Re: MDS crash - ceph-users

27 Apr 2024

Colleagues, thank you for the advice to check the operability of MGRs. In fact, it is
strange also: we checked our nodes for the network issues (ip connectivity, sockets, ACL,
DNS) and find nothing wrong - but suddenly just the restart of all MGRs solved the problem
with stale PGs and with ceph commands hang!

So, we are at the start point again - ceph is working except MDS daemons crash. But now we
see some additional errors in MDS logs when try to start the daemon:

dir 0x1000dd10fa0 object missing on disk; some files may be lost
(/volumes/csi/csi-vol-2eb40f89-f2e1-11ee-b657-3aa98da4c4a6/1080803d-1277-4ad8-ae80-a004bd3a5699/gallery/pc-12083932925583528732)

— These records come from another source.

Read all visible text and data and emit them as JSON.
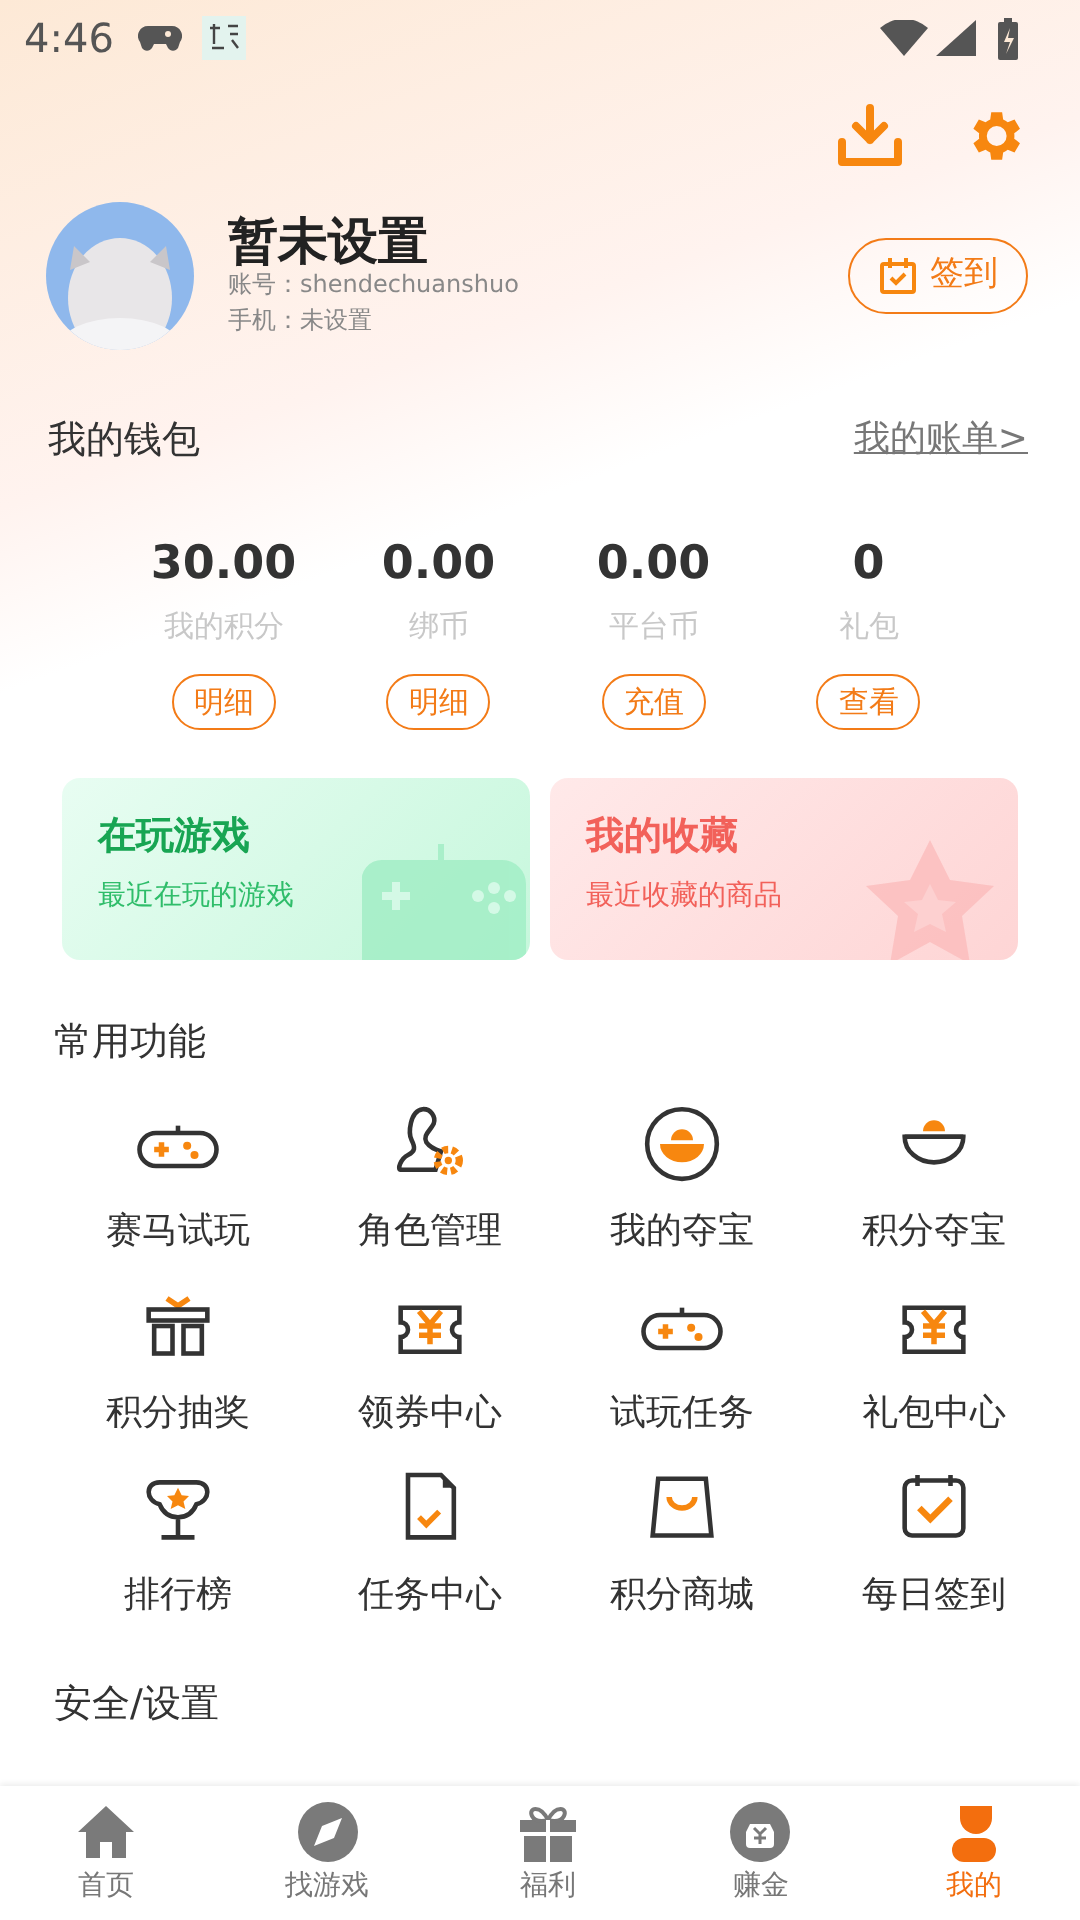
{
  "status_bar": {
    "time": "4:46"
  },
  "profile": {
    "name": "暂未设置",
    "account": "账号：shendechuanshuo",
    "phone": "手机：未设置",
    "checkin_button": "签到"
  },
  "wallet": {
    "title": "我的钱包",
    "link": "我的账单>",
    "stats": [
      {
        "value": "30.00",
        "label": "我的积分",
        "button": "明细"
      },
      {
        "value": "0.00",
        "label": "绑币",
        "button": "明细"
      },
      {
        "value": "0.00",
        "label": "平台币",
        "button": "充值"
      },
      {
        "value": "0",
        "label": "礼包",
        "button": "查看"
      }
    ]
  },
  "cards": [
    {
      "kind": "games",
      "title": "在玩游戏",
      "subtitle": "最近在玩的游戏"
    },
    {
      "kind": "favorites",
      "title": "我的收藏",
      "subtitle": "最近收藏的商品"
    }
  ],
  "functions": {
    "title": "常用功能",
    "items": [
      {
        "label": "赛马试玩"
      },
      {
        "label": "角色管理"
      },
      {
        "label": "我的夺宝"
      },
      {
        "label": "积分夺宝"
      },
      {
        "label": "积分抽奖"
      },
      {
        "label": "领券中心"
      },
      {
        "label": "试玩任务"
      },
      {
        "label": "礼包中心"
      },
      {
        "label": "排行榜"
      },
      {
        "label": "任务中心"
      },
      {
        "label": "积分商城"
      },
      {
        "label": "每日签到"
      }
    ]
  },
  "next_section": {
    "title": "安全/设置"
  },
  "nav": [
    {
      "label": "首页",
      "selected": false
    },
    {
      "label": "找游戏",
      "selected": false
    },
    {
      "label": "福利",
      "selected": false
    },
    {
      "label": "赚金",
      "selected": false
    },
    {
      "label": "我的",
      "selected": true
    }
  ]
}
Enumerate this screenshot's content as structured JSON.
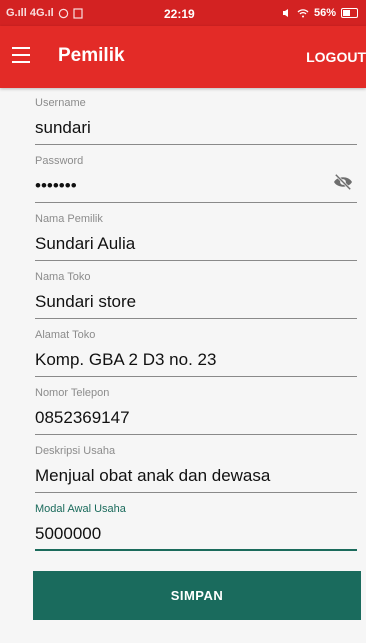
{
  "status_bar": {
    "signal_text": "G.ıll 4G.ıl",
    "time": "22:19",
    "battery": "56%"
  },
  "app_bar": {
    "title": "Pemilik",
    "logout_label": "LOGOUT"
  },
  "form": {
    "username": {
      "label": "Username",
      "value": "sundari"
    },
    "password": {
      "label": "Password",
      "value": "•••••••"
    },
    "owner_name": {
      "label": "Nama Pemilik",
      "value": "Sundari Aulia"
    },
    "store_name": {
      "label": "Nama Toko",
      "value": "Sundari store"
    },
    "store_address": {
      "label": "Alamat Toko",
      "value": "Komp. GBA 2 D3 no. 23"
    },
    "phone": {
      "label": "Nomor Telepon",
      "value": "0852369147"
    },
    "business_desc": {
      "label": "Deskripsi Usaha",
      "value": "Menjual obat anak dan dewasa"
    },
    "initial_capital": {
      "label": "Modal Awal Usaha",
      "value": "5000000"
    }
  },
  "save_button": {
    "label": "SIMPAN"
  },
  "colors": {
    "status_bar": "#d32222",
    "app_bar": "#e32b27",
    "accent": "#1a6b5d"
  },
  "icons": {
    "menu": "hamburger-menu-icon",
    "password_toggle": "eye-off-icon"
  }
}
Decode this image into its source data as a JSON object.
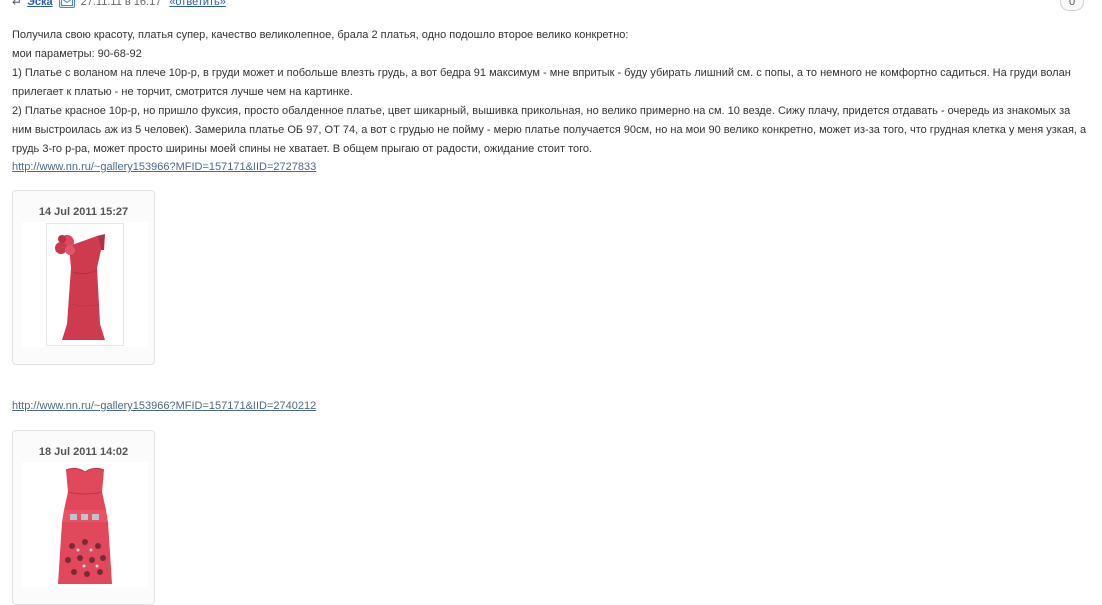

dir 0x1000dd10f9d object missing on disk; some files may be lost
(/volumes/csi/csi-vol-2eb40f89-f2e1-11ee-b657-3aa98da4c4a6/1080803d-1277-4ad8-ae80-a004bd3a5699/cadserver-filevault/project-files/661fb14d341d3746ea5c2a8f

 I promiced to create the bug, so will do it later a bit. But should I try to do something
more from my side also?  What I did exactly last time:

cephfs-journal-tool journal reset
cephfs-table-tool all reset session
cephfs-data-scan scan_extents
cephfs-data-scan scan_inodes
cephfs-data-scan scan_links
cephfs-data-scan cleanup

And one more question: is it possible to access to cephfs content directly, without MDS?